Foreign direct investment and competitiveness
Investment figures for 2009-2010 are expected to be strengthened by public-sector infrastructure investment. Projections are that the World Cup could add around 0.2% to 1% to GDP. The ratio of fixed-capital investment to GDP has risen consistently over the past five years to stand at 22.5% by late 2009. Growth in real gross fixed-capital formation dropped from 16.3% in 2007 to 11.7% in 2008 and struck -4.1% in the third quarter of 2009.

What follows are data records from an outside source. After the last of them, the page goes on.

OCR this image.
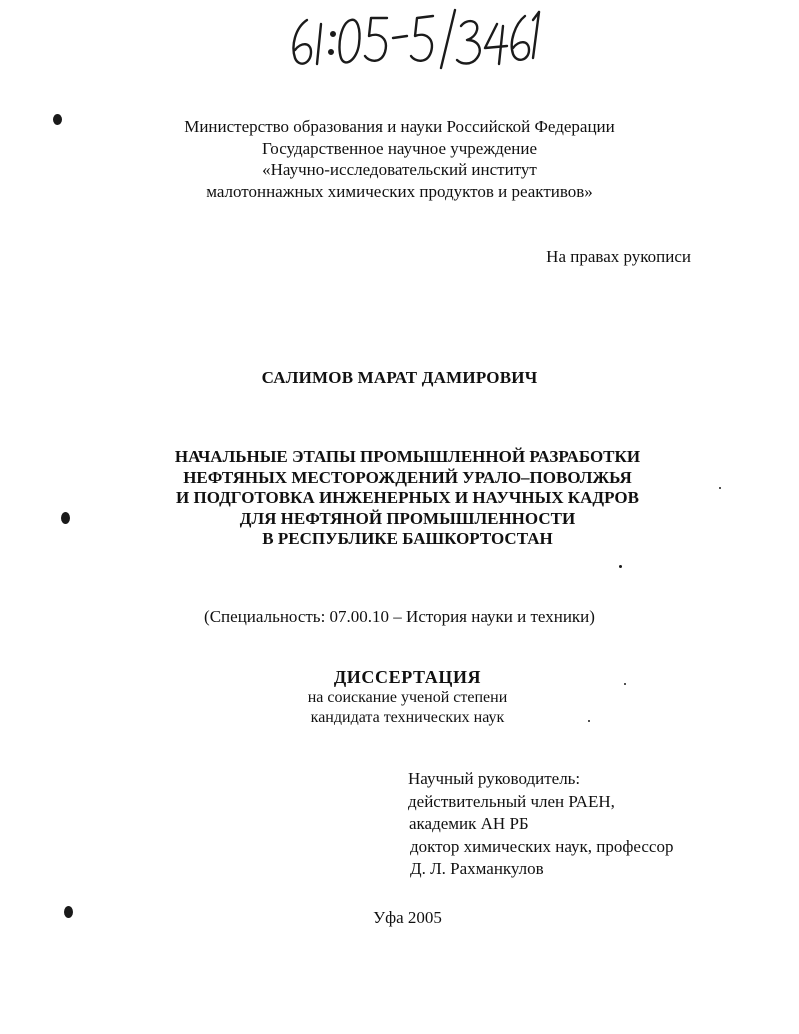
Министерство образования и науки Российской Федерации
Государственное научное учреждение
«Научно-исследовательский институт
малотоннажных химических продуктов и реактивов»
На правах рукописи
САЛИМОВ МАРАТ ДАМИРОВИЧ
НАЧАЛЬНЫЕ ЭТАПЫ ПРОМЫШЛЕННОЙ РАЗРАБОТКИ
НЕФТЯНЫХ МЕСТОРОЖДЕНИЙ УРАЛО–ПОВОЛЖЬЯ
И ПОДГОТОВКА ИНЖЕНЕРНЫХ И НАУЧНЫХ КАДРОВ
ДЛЯ НЕФТЯНОЙ ПРОМЫШЛЕННОСТИ
В РЕСПУБЛИКЕ БАШКОРТОСТАН
(Специальность: 07.00.10 – История науки и техники)
ДИССЕРТАЦИЯ
на соискание ученой степени
кандидата технических наук
Научный руководитель:
действительный член РАЕН,
академик АН РБ
доктор химических наук, профессор
Д. Л. Рахманкулов
Уфа 2005
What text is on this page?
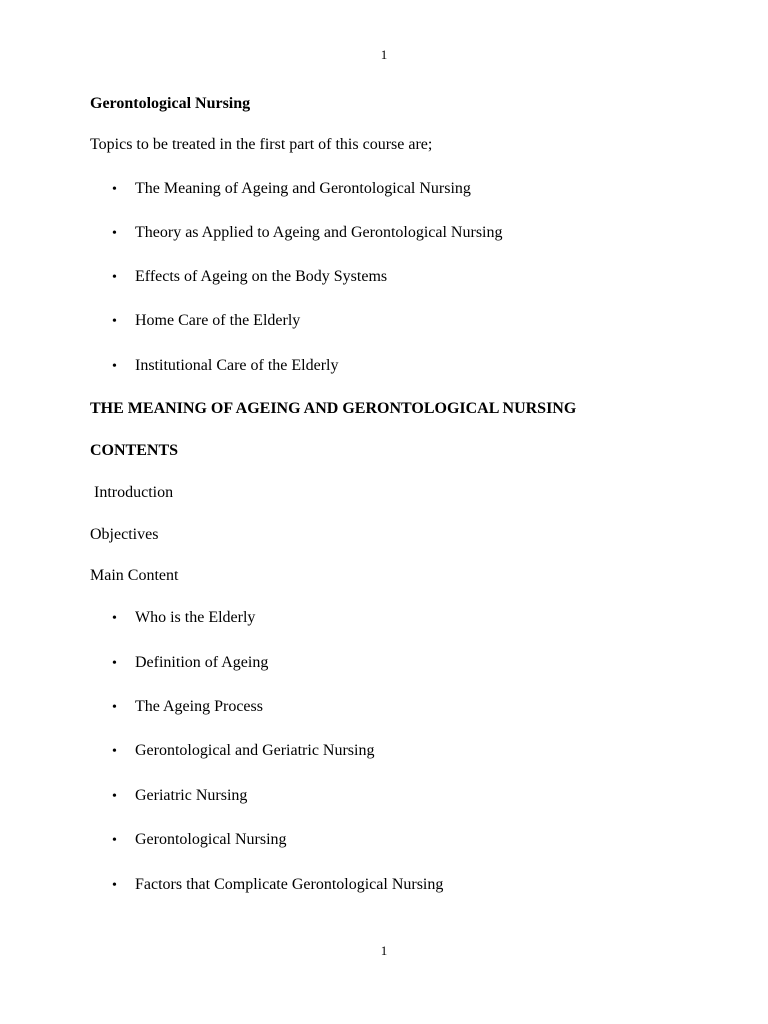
1
Gerontological Nursing
Topics to be treated in the first part of this course are;
• The Meaning of Ageing and Gerontological Nursing
• Theory as Applied to Ageing and Gerontological Nursing
• Effects of Ageing on the Body Systems
• Home Care of the Elderly
• Institutional Care of the Elderly
THE MEANING OF AGEING AND GERONTOLOGICAL NURSING
CONTENTS
Introduction
Objectives
Main Content
• Who is the Elderly
• Definition of Ageing
• The Ageing Process
• Gerontological and Geriatric Nursing
• Geriatric Nursing
• Gerontological Nursing
• Factors that Complicate Gerontological Nursing
1
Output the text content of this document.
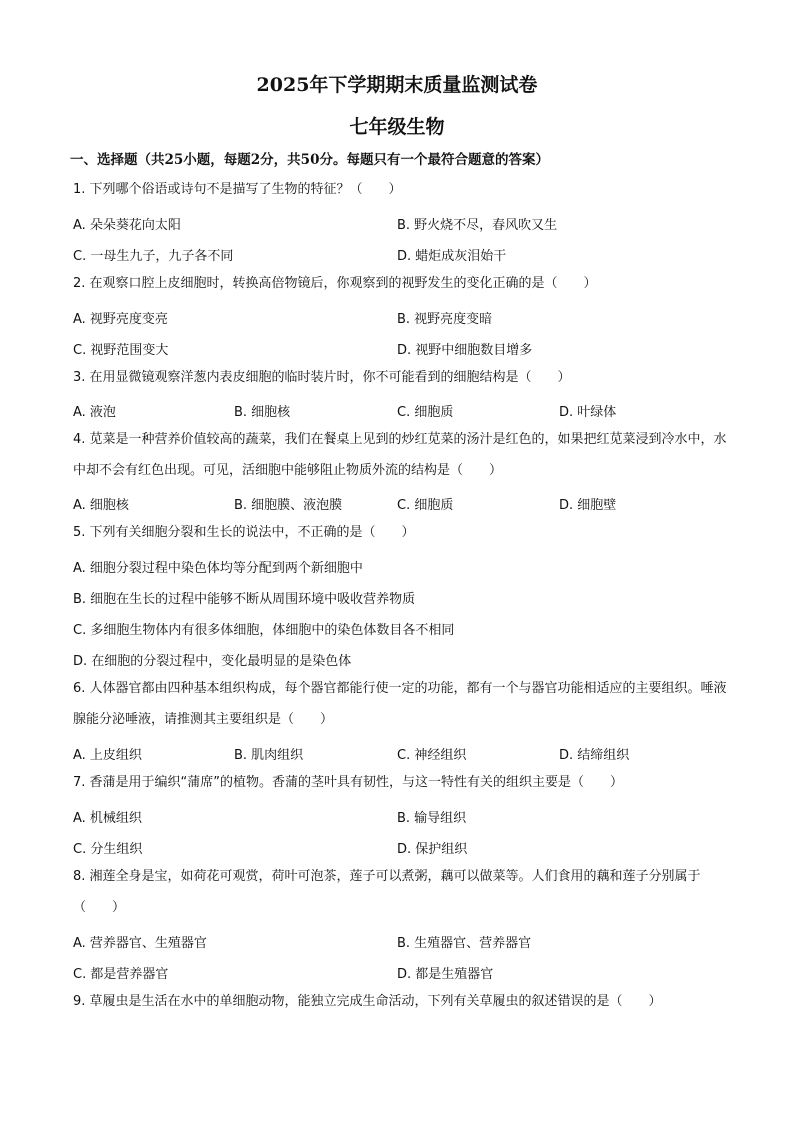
2025年下学期期末质量监测试卷
七年级生物
一、选择题（共25小题，每题2分，共50分。每题只有一个最符合题意的答案）
1. 下列哪个俗语或诗句不是描写了生物的特征？（　　）
A. 朵朵葵花向太阳	B. 野火烧不尽，春风吹又生
C. 一母生九子，九子各不同	D. 蜡炬成灰泪始干
2. 在观察口腔上皮细胞时，转换高倍物镜后，你观察到的视野发生的变化正确的是（　　）
A. 视野亮度变亮	B. 视野亮度变暗
C. 视野范围变大	D. 视野中细胞数目增多
3. 在用显微镜观察洋葱内表皮细胞的临时装片时，你不可能看到的细胞结构是（　　）
A. 液泡	B. 细胞核	C. 细胞质	D. 叶绿体
4. 苋菜是一种营养价值较高的蔬菜，我们在餐桌上见到的炒红苋菜的汤汁是红色的，如果把红苋菜浸到冷水中，水中却不会有红色出现。可见，活细胞中能够阻止物质外流的结构是（　　）
A. 细胞核	B. 细胞膜、液泡膜	C. 细胞质	D. 细胞壁
5. 下列有关细胞分裂和生长的说法中，不正确的是（　　）
A. 细胞分裂过程中染色体均等分配到两个新细胞中
B. 细胞在生长的过程中能够不断从周围环境中吸收营养物质
C. 多细胞生物体内有很多体细胞，体细胞中的染色体数目各不相同
D. 在细胞的分裂过程中，变化最明显的是染色体
6. 人体器官都由四种基本组织构成，每个器官都能行使一定的功能，都有一个与器官功能相适应的主要组织。唾液腺能分泌唾液，请推测其主要组织是（　　）
A. 上皮组织	B. 肌肉组织	C. 神经组织	D. 结缔组织
7. 香蒲是用于编织“蒲席”的植物。香蒲的茎叶具有韧性，与这一特性有关的组织主要是（　　）
A. 机械组织	B. 输导组织
C. 分生组织	D. 保护组织
8. 湘莲全身是宝，如荷花可观赏，荷叶可泡茶，莲子可以煮粥，藕可以做菜等。人们食用的藕和莲子分别属于（　　）
A. 营养器官、生殖器官	B. 生殖器官、营养器官
C. 都是营养器官	D. 都是生殖器官
9. 草履虫是生活在水中的单细胞动物，能独立完成生命活动，下列有关草履虫的叙述错误的是（　　）
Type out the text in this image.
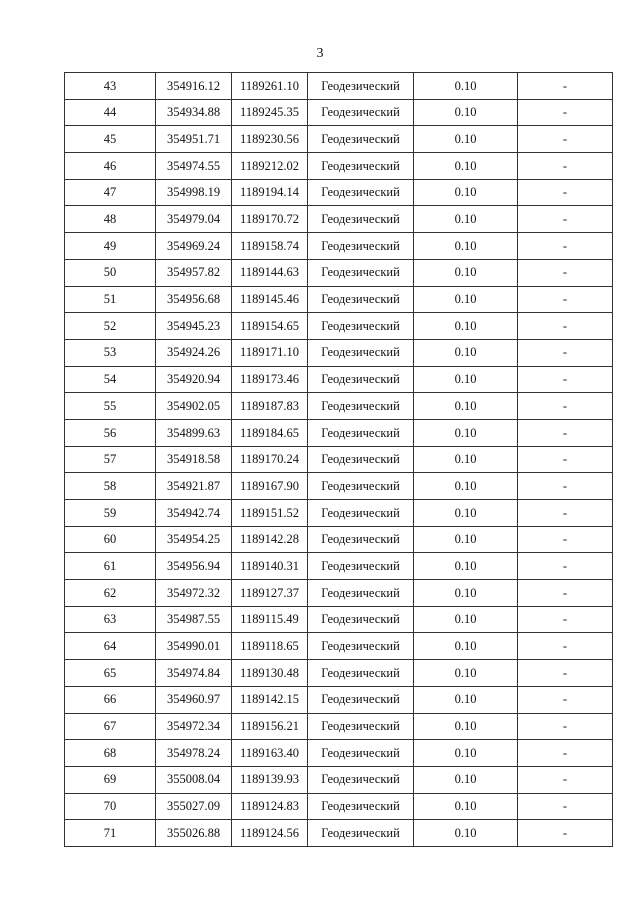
3
43	354916.12	1189261.10	Геодезический	0.10	-
44	354934.88	1189245.35	Геодезический	0.10	-
45	354951.71	1189230.56	Геодезический	0.10	-
46	354974.55	1189212.02	Геодезический	0.10	-
47	354998.19	1189194.14	Геодезический	0.10	-
48	354979.04	1189170.72	Геодезический	0.10	-
49	354969.24	1189158.74	Геодезический	0.10	-
50	354957.82	1189144.63	Геодезический	0.10	-
51	354956.68	1189145.46	Геодезический	0.10	-
52	354945.23	1189154.65	Геодезический	0.10	-
53	354924.26	1189171.10	Геодезический	0.10	-
54	354920.94	1189173.46	Геодезический	0.10	-
55	354902.05	1189187.83	Геодезический	0.10	-
56	354899.63	1189184.65	Геодезический	0.10	-
57	354918.58	1189170.24	Геодезический	0.10	-
58	354921.87	1189167.90	Геодезический	0.10	-
59	354942.74	1189151.52	Геодезический	0.10	-
60	354954.25	1189142.28	Геодезический	0.10	-
61	354956.94	1189140.31	Геодезический	0.10	-
62	354972.32	1189127.37	Геодезический	0.10	-
63	354987.55	1189115.49	Геодезический	0.10	-
64	354990.01	1189118.65	Геодезический	0.10	-
65	354974.84	1189130.48	Геодезический	0.10	-
66	354960.97	1189142.15	Геодезический	0.10	-
67	354972.34	1189156.21	Геодезический	0.10	-
68	354978.24	1189163.40	Геодезический	0.10	-
69	355008.04	1189139.93	Геодезический	0.10	-
70	355027.09	1189124.83	Геодезический	0.10	-
71	355026.88	1189124.56	Геодезический	0.10	-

SA has held on to its position as the 45th most competitive country in the 2009/10 World Economic Forum’s Global Competitiveness Index, making it the highest-ranked country in sub- Saharan Africa. The country’s reporting and auditing systems are reported to
be the second best in the world, with only Hong Kong scoring higher. SA has been rated as one of the continent’s top innovators, according to the Africa Competitiveness Report, which reviews the degree of competitiveness of Africa’s economies. Rated as being on a par with innovative countries such as India and Brazil, South Africa is credited as having high-quality scientific research institutions, strong investment in research and development, and a significant level of collaboration between business and universities in research.
With a score of 4.4 out of seven, South Africa comes in second, after Tunisia (4.4). South Africa ranks 34th in the World Bank and International Finance Corporation’s ‘Doing Business 2010: Reforming Through Difficult Times’, an annual survey of the time, cost and hassle involving in doing business in 183 economies around the world.
South Africa’s advanced financial systems helped improve the country’s
rating in the annual Index of Economic Freedom, where it was graded the 61st freest economy of 179 countries. The index, published by The Wall Street Journal and US think tank the Heritage Foundation, uses 10 benchmarks to measure the economic success of 179 countries.
South Africa has been identified as a key emerging market for global investors, moving up to fourth from eighth position in a survey conducted by the Economist Intelligence Unit for UK Trade and Investment, the British government’s international business development agency.